We are not sure about our needs or what is available, but would hope to clarify this in advance of the research through consultation with Westgrid advisors. We would like to be able to draw on Westgrid personnel with experience of parallel and distributed processing and data structuring. We will require storage for indexing but it is likely to be relatively modest by Westgrid standards, although indexing of the most likely search permutations, if we were to go that route, could add up. The databases that support our current search system are 6GB; databases that store graph data structures extrapolated from our data for a different, experimental search system that uses a modified breadth first search algorithm are currently 8 GB. Although our storage needs cannot yet be determined, they are unlikely to exceed 2 TB.

Team members
Jeffery Antoniuk (University of Alberta) is a systems analyst / programmer involved with the Orlando Project and also with ARC (Arts Resource Centre). He holds an MSc in Computing Science from the University of Alberta and a BSc from Brandon University. As a student at the University of Alberta, Jeff was a member of the Database System Research Group, and his interests include information retrieval and data-mining (knowledge discovery in data). He will contribute to the workshop his expertise in the Orlando markup system, technical expertise with the Orlando Delivery System including the current design of the searching and indexing mechanisms, and programming experience.

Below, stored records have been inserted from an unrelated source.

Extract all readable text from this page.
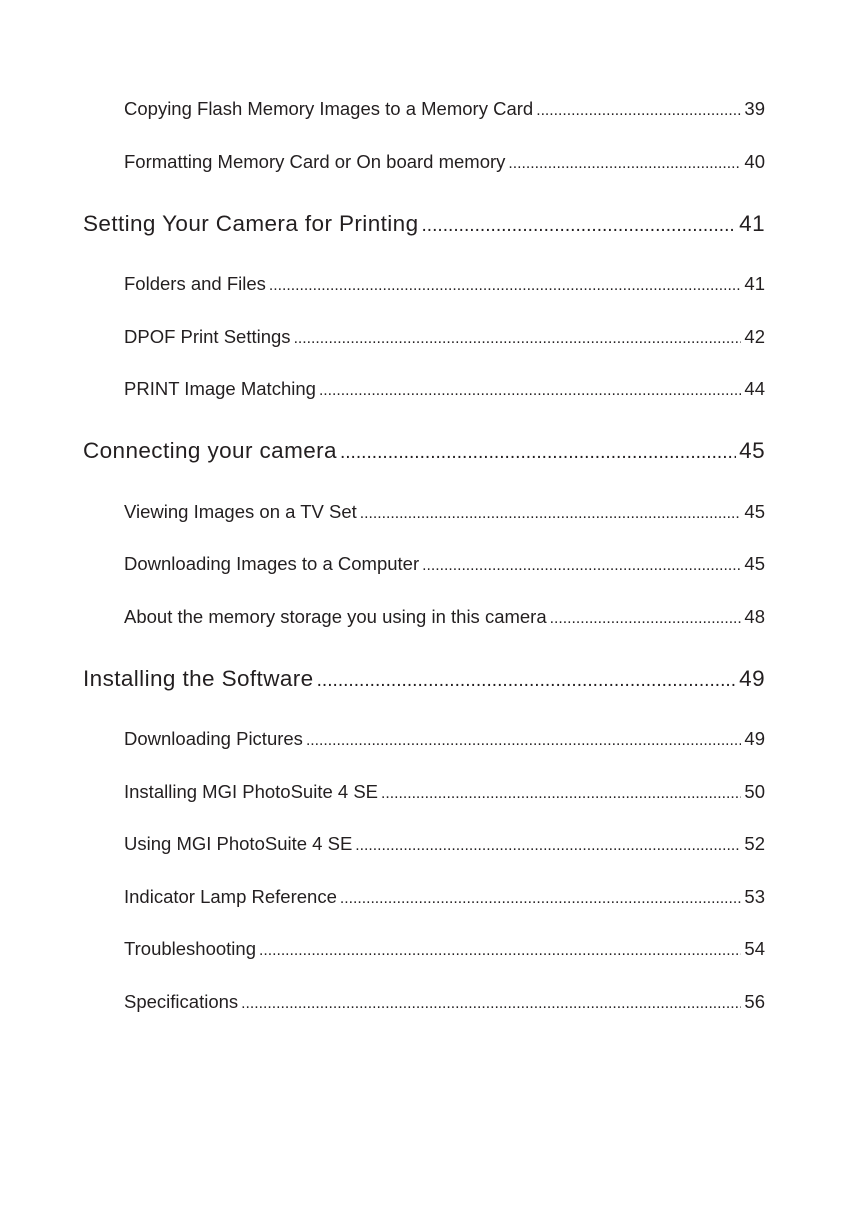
Copying Flash Memory Images to a Memory Card .....	39
Formatting Memory Card or On board memory .....	40
Setting Your Camera for Printing .....	41
Folders and Files .....	41
DPOF Print Settings .....	42
PRINT Image Matching .....	44
Connecting your camera .....	45
Viewing Images on a TV Set .....	45
Downloading Images to a Computer .....	45
About the memory storage you using in this camera .....	48
Installing the Software .....	49
Downloading Pictures .....	49
Installing MGI PhotoSuite 4 SE .....	50
Using MGI PhotoSuite 4 SE .....	52
Indicator Lamp Reference .....	53
Troubleshooting .....	54
Specifications .....	56
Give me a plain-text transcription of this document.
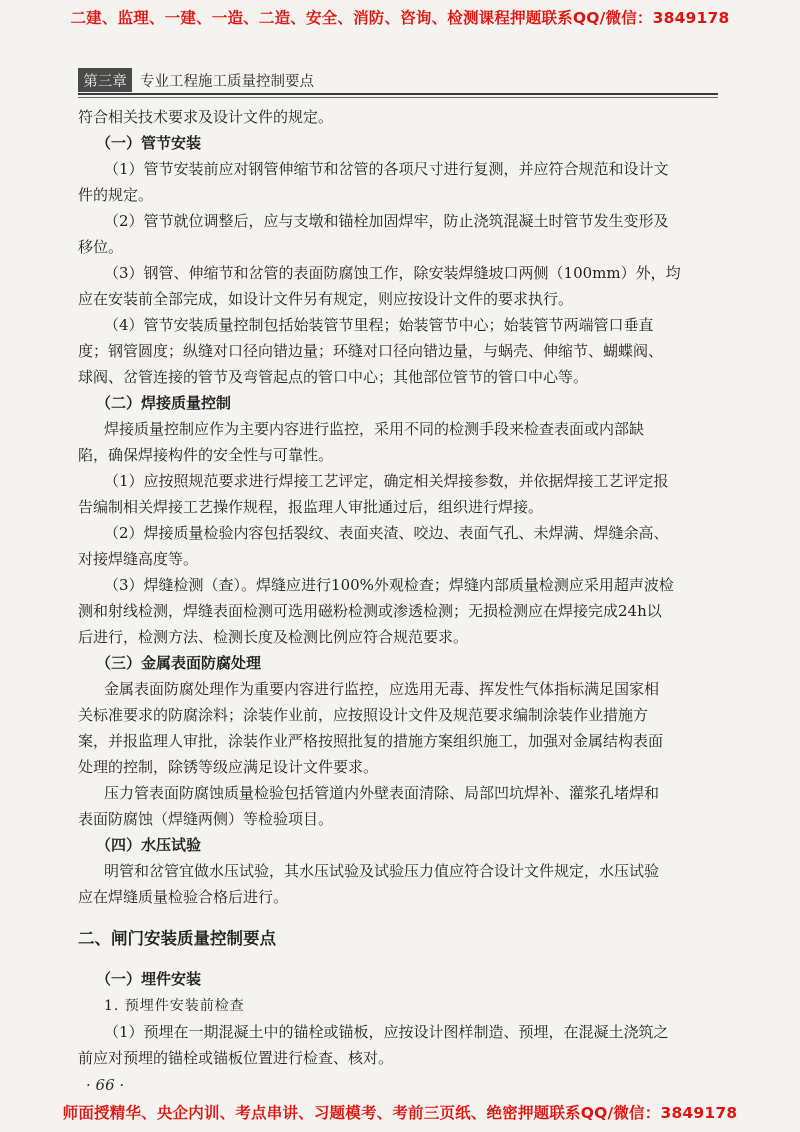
二建、监理、一建、一造、二造、安全、消防、咨询、检测课程押题联系QQ/微信：3849178
第三章 专业工程施工质量控制要点
符合相关技术要求及设计文件的规定。
（一）管节安装
（1）管节安装前应对钢管伸缩节和岔管的各项尺寸进行复测，并应符合规范和设计文
件的规定。
（2）管节就位调整后，应与支墩和锚栓加固焊牢，防止浇筑混凝土时管节发生变形及
移位。
（3）钢管、伸缩节和岔管的表面防腐蚀工作，除安装焊缝坡口两侧（100mm）外，均
应在安装前全部完成，如设计文件另有规定，则应按设计文件的要求执行。
（4）管节安装质量控制包括始装管节里程；始装管节中心；始装管节两端管口垂直
度；钢管圆度；纵缝对口径向错边量；环缝对口径向错边量，与蜗壳、伸缩节、蝴蝶阀、
球阀、岔管连接的管节及弯管起点的管口中心；其他部位管节的管口中心等。
（二）焊接质量控制
焊接质量控制应作为主要内容进行监控，采用不同的检测手段来检查表面或内部缺
陷，确保焊接构件的安全性与可靠性。
（1）应按照规范要求进行焊接工艺评定，确定相关焊接参数，并依据焊接工艺评定报
告编制相关焊接工艺操作规程，报监理人审批通过后，组织进行焊接。
（2）焊接质量检验内容包括裂纹、表面夹渣、咬边、表面气孔、未焊满、焊缝余高、
对接焊缝高度等。
（3）焊缝检测（查）。焊缝应进行100%外观检查；焊缝内部质量检测应采用超声波检
测和射线检测，焊缝表面检测可选用磁粉检测或渗透检测；无损检测应在焊接完成24h以
后进行，检测方法、检测长度及检测比例应符合规范要求。
（三）金属表面防腐处理
金属表面防腐处理作为重要内容进行监控，应选用无毒、挥发性气体指标满足国家相
关标准要求的防腐涂料；涂装作业前，应按照设计文件及规范要求编制涂装作业措施方
案，并报监理人审批，涂装作业严格按照批复的措施方案组织施工，加强对金属结构表面
处理的控制，除锈等级应满足设计文件要求。
压力管表面防腐蚀质量检验包括管道内外壁表面清除、局部凹坑焊补、灌浆孔堵焊和
表面防腐蚀（焊缝两侧）等检验项目。
（四）水压试验
明管和岔管宜做水压试验，其水压试验及试验压力值应符合设计文件规定，水压试验
应在焊缝质量检验合格后进行。
二、闸门安装质量控制要点
（一）埋件安装
1. 预埋件安装前检查
（1）预埋在一期混凝土中的锚栓或锚板，应按设计图样制造、预埋，在混凝土浇筑之
前应对预埋的锚栓或锚板位置进行检查、核对。
· 66 ·
师面授精华、央企内训、考点串讲、习题模考、考前三页纸、绝密押题联系QQ/微信：3849178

Susan Brown (University of Alberta and University of Guelph) is the director of the Orlando Project and the leader of the interdisciplinary team that will produce the Canadian Writing Research Collaboratory. The ongoing interdisciplinary collaborative Orlando Project pioneers new applications of semantic markup to support digital literary history. The Canadian Writing Research Collaboratory is a CFI-funded virtual research environment designed to support scholarship on Canadian writing, to provide open access to a rich collection of resources on Canadian writing, and to foster the use of digital tools by literary scholars. She will contribute to the workshop her expertise in the Orlando markup system and its relation to scholarly inquiry in literary studies, and understanding of the desiderata for searching and indexing that has emerged from recent user studies on the Orlando textbase.

Denilson Barbosa, PhD 2005 (Toronto), is an Assistant Professor and Ingenuity New Faculty at the Department of Computing Science (Alberta). His interests are in the management of Web Data, particularly XML, and in Computational Social Network Analysis.